The good news — this is trivially detectable with static analysis. You don't need AI, you don't need a fancy tool. You need string iteration.

The pattern to catch: sequences of 3+ consecutive invisible Unicode characters. Normal code never has this. Copy-paste artifacts produce one or two stray characters, not runs of dozens or hundreds.

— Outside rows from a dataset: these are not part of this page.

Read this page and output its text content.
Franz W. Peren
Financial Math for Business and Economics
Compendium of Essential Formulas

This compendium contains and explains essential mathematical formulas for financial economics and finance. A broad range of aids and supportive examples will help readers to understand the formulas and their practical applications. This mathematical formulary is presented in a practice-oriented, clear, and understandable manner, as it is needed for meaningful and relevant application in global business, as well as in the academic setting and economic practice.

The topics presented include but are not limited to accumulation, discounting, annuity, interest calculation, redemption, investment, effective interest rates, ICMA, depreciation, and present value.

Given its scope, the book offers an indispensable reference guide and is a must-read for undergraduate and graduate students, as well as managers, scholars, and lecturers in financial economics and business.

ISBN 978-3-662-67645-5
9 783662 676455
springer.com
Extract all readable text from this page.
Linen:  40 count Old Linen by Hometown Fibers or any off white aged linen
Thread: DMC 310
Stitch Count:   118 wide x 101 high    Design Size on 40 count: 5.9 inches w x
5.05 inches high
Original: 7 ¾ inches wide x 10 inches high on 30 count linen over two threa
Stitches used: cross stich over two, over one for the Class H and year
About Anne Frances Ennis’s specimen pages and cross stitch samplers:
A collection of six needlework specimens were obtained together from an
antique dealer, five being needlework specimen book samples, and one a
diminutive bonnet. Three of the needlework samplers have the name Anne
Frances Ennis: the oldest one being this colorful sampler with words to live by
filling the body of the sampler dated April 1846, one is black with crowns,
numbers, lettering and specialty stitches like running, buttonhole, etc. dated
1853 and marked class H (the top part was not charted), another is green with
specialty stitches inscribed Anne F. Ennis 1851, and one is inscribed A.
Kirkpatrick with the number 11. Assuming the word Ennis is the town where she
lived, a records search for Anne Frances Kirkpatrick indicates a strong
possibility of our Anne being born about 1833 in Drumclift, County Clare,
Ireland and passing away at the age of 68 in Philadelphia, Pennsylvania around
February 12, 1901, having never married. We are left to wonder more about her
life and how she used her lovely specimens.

Here are the codepoint ranges to watch:

INVISIBLE_RANGES = {
    'zero-width space':      (0x200B, 0x200B),
    'zero-width non-joiner': (0x200C, 0x200C),
    'zero-width joiner':     (0x200D, 0x200D),
    'LTR/RTL marks':         (0x200E, 0x200F),
    'bidi controls':         (0x202A, 0x202E),
    'word joiner':           (0x2060, 0x2060),
    'invisible operators':   (0x2061, 0x2064),
    'variation selectors':   (0xFE00, 0xFE0F),
    'BOM':                   (0xFEFF, 0xFEFF),
    'variation selectors+':  (0xE0100, 0xE01EF),
    'tag characters':        (0xE0001, 0xE007F),
}

def is_invisible(char):
    cp = ord(char)
    return any(low <= cp <= high for low, high in INVISIBLE_RANGES.values())

And the scanner itself:

def scan_for_stego(code):
    """Find sequences of consecutive invisible Unicode characters."""
    findings = []
    for line_num, line in enumerate(code.split('\n'), 1):
        run_length = 0
        for char in line:
            if is_invisible(char):
                run_length += 1
            else:
                if run_length >= 3:
                    findings.append((line_num, run_length))
                run_length = 0
        if run_length >= 3:
            findings.append((line_num, run_length))
    return findings

That's it. Run this against any file and you'll catch the pattern. A run of 3+ invisible characters in source code is abnormal. A run of 50+ is almost certainly a payload.

Combining With eval() Detection

The steganographic payload is inert without an execution mechanism. In every documented case, that mechanism is eval() (JavaScript) or exec() (Python). Scanning for both patterns together — invisible Unicode sequences and eval/exec — gives you near-zero false positives.

import re

def has_eval(code):
    return bool(re.search(r'\beval\s*\(', code)) or \
           bool(re.search(r'\bexec\s*\(', code))

def assess_risk(code):
    sequences = scan_for_stego(code)
    uses_eval = has_eval(code)

    if sequences and uses_eval:
        return "CRITICAL: invisible Unicode + eval() — likely malicious"
    elif sequences:
        return f"WARNING: {len(sequences)} invisible Unicode sequence(s) found"
    elif uses_eval:
        return "INFO: eval/exec present — review context"
    return "CLEAN"

What You Can Do Today

Enable Unicode highlighting in your editor. VS Code: editor.unicodeHighlight.invisibleCharacters: true. It's not perfect but it's free.
Add a pre-commit hook. Run the scanner above against staged files. Reject anything with invisible sequences. Takes milliseconds.
Audit your dependencies. Run the scanner against your node_modules or site-packages. You'll either find nothing (good) or find something you need to deal with immediately.
Question any eval(). In 2026, there are almost no legitimate use cases for eval in application code. Its presence in a dependency should trigger a manual review.